In conclusion, I think that to say that online teaching risks being ‘downgraded’ to facilitation is not to recognise that facilitation can be a good aspect of teaching. Somehow, the technology must liberate the teacher to be a creative and innovative practitioner. If the teacher is put at the centre of the digital future, invested in as heavily as the technology is being invested in, then I think the future of online teaching will be very exciting.

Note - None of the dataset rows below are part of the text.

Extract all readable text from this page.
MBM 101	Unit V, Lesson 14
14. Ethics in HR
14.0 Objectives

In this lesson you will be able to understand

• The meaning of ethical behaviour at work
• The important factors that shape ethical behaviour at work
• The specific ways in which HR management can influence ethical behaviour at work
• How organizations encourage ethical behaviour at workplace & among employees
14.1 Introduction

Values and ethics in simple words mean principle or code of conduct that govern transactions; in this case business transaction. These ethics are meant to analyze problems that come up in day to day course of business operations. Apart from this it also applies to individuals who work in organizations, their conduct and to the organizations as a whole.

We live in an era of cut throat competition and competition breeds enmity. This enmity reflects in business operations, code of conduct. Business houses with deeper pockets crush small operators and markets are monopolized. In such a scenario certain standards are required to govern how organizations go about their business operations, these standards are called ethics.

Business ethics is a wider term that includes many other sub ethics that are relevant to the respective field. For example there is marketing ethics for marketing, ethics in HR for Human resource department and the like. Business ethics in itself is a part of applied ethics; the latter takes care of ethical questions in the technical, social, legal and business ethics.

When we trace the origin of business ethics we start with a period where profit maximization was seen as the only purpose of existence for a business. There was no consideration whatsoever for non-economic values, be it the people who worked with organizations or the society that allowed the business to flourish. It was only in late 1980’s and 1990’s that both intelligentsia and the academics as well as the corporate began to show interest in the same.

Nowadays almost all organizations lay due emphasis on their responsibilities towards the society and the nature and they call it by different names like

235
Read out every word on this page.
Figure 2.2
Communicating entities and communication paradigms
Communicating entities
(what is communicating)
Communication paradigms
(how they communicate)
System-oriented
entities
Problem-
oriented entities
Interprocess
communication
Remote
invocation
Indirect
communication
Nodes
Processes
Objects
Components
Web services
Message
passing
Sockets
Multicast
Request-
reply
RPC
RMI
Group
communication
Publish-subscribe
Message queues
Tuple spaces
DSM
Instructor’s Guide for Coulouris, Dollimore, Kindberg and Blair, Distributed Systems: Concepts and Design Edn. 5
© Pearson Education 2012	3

1 reply to “3. Online teaching should not be downgraded to “facilitation”.”

  1. pevans2 says:

    Another good post with an engaging mix of your own reflections and other sources of information. One thing to consider in these sort of posts is being a bit more explicit about your argument: what distinguishes teaching from facilitation and why might digital education be complicit in the promotion of facilitation over teaching? The substantive points regarding the wider purposes of education and the importance of teachers’ professional judgement.
    We’ve had similar issues in higher education with many academics not being interested in developing the digital skills and literacies of teaching and learning until forced to by the pandemic. Supporting an awful lot of digital development has been interesting indeed!
    It will be interesting in Scotland to see what happens with the national framework you linked to. The conceptual underpinning of the adopted approach (TPACK) is robust but whether ‘the digital’ becomes limited to a couple of formal sessions on digital literacies in each ITE programme or become mainstreamed across all aspects of the ITE programme, will be a key issue.